Elle sort enfin la tête de son abri de fortune et me fixe, les yeux embués.
— Au bout du rouleau, c’est exactement ça. La pression au travail m’épuise. Mon passé resurgit alors que je pensais l’avoir enterré. J’aurais dû rentrer directement chez moi et rester sous la couette jusqu’à ce que la semaine se termine.
— Journée difficile, en effet. Et vous imaginiez que venir ici aurait pu arranger les choses ?
Elle enroule ses doigts autour du mug et le porte à ses lèvres. Je décompose chacun de ses mouvements gracieux lorsqu’elle sirote la tisane. Même avec le nez qui coule et les yeux bouffis, elle conserve un charme fou.
— J’ai toujours aimé l’ambiance feutrée des librairies. Je crois que j’espérais trouver un peu de réconfort dans cette boutique.
— Je vous comprends. Cet endroit est mon Havre de paix depuis tout petit.
— Vous avez grandi ici ?
— Oui. J’ai constamment vécu au milieu des livres. Mon père a hérité son échoppe de mon grand-père dans les années 80 et il me l’a léguée à son tour à la fin de mes études. Autant dire que cette vieille ruine est une affaire de famille.
Elle se lève pour mieux observer les lieux. Ses phalanges délicates courent sur les poutres qui encadrent le coin détente, puis elle conclut :
— Une ruine qui a beaucoup de charme. Je vous envie, même. Ce doit être féerique de vivre ici.
— Mon histoire est loin d'être un conte de fée.
— La mienne également.
Son regard s’assombrit et sa douleur me serre le cœur. Je me lève à mon tour, retire mes lunettes pleines de gouttelettes, les dépose sur la tablette, puis ouvre les bras dans sa direction.
— On va essayer quelque chose, vous voulez bien ? proposé-je, alors qu’elle hésite. N’ayez crainte, je ne mords pas. C’est juste un instant de réconfort sans arrières pensées entre deux inconnus qui partagent leur détresse. Qu’en dites-vous ?
Elle s’approche tel un oisillon apeuré, se love contre mon torse et je resserre délicatement mon étreinte autour de son corps gracile. Ce parfum de vanille, mêlée à l’humidité de la pluie, libère une fragrance subtile qui envahit mes sens. Ses muscles se relâchent légèrement et je l’encourage à se calmer.
— Voilà. Fermez les yeux et ne pensez plus à rien.

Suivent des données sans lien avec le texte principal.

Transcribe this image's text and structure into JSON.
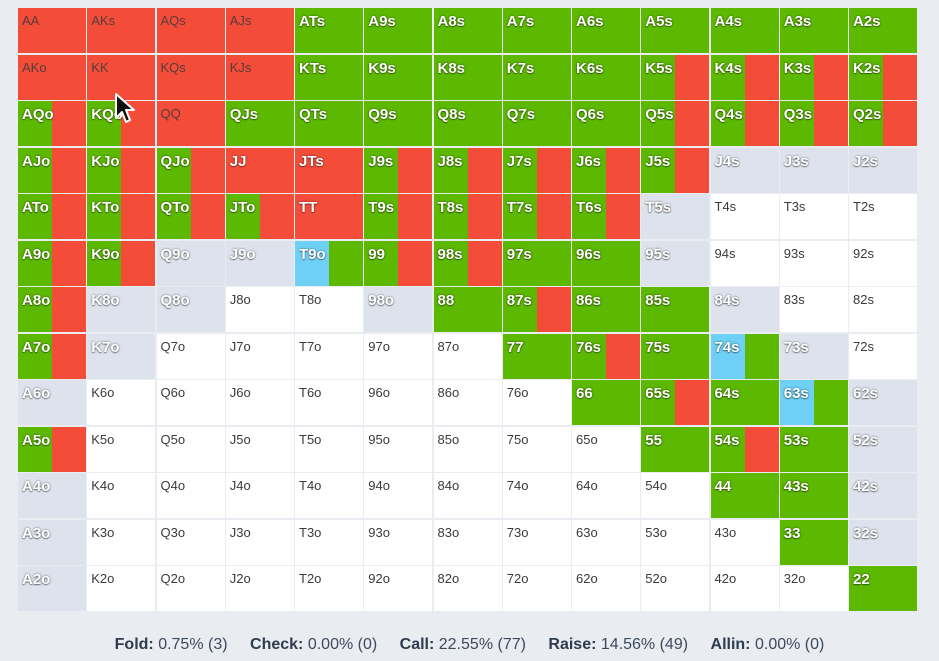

Elle obéit et sa respiration se calque sur la mienne. Les spasmes s’estompent enfin dans sa poitrine, les sanglots se dissipent, les larmes se tarissent. La tête posée sur mon cœur, elle se laisse bercer par ses battements jusqu’à se détendre complètement, si bien que je la croirais endormie.
— Ça va mieux ?
Elle sursaute lorsque ma voix grave résonne dans la pièce. J’ignore combien de temps a duré cette étreinte, et il me coûte de mettre fin à ce moment. Je m’efforce de dérouler les bras de ses épaules et me détache doucement d’elle. Je regrette aussitôt son contact. Son chignon décoiffé, le maquillage coulant au coin de ses yeux rougis, son tailleur humide et froissé... Malgré cela, elle est toujours aussi séduisante, peut-être même plus encore. Le roc inébranlable de la dernière fois montre ses failles, et je n’ai qu’une envie, les explorer. Elle vient de ravager ma boutique, pourtant je l’imagine être la femme de ma vie et je rêve déjà de raconter cette anecdote à nos petits-enfants.
Elle éclate soudain de rire. Le genre de rire, si pur et si léger qu’il vous transporte directement au paradis. Le restant de larmes accroché à ses paupières déborde et elle se tient l’estomac, tordue par les crampes. Sourcils relevés, je demeure bouche bée devant son hilarité, jusqu’à ce qu’elle devienne contagieuse. Son visage s’illumine, ses yeux pétillent, et je remarque cette petite moue craquante qui pince ses lèvres.
Trop craquante.
Mon chien, intrigué, nous rejoint et sautille sur ses pattes arrières pour nous interroger, tandis qu’on reprend place sur le sofa. Elle le caresse et lui explique, une fois calmée :
— Ma réaction était tellement stupide, Voltaire. Ton maître doit me croire folle et il n’a pas tort !
Comme s’il comprenait, le Jack Russell se tourne vers moi et me lèche le bout des doigts.
— Non, Volt, elle n’a rien d’une folle, je te rassure, répliqué-je, en attirant l’animal sur mes genoux. Je pense que c’est juste une femme qui vit un moment difficile et qui avait besoin de se défouler un peu. Mais je reconnais que je suis content de ne pas avoir été à la place de la porte !
Je ponctue ma phrase d’un sourire taquin et la vois rougir en mordant sa lèvre inférieure.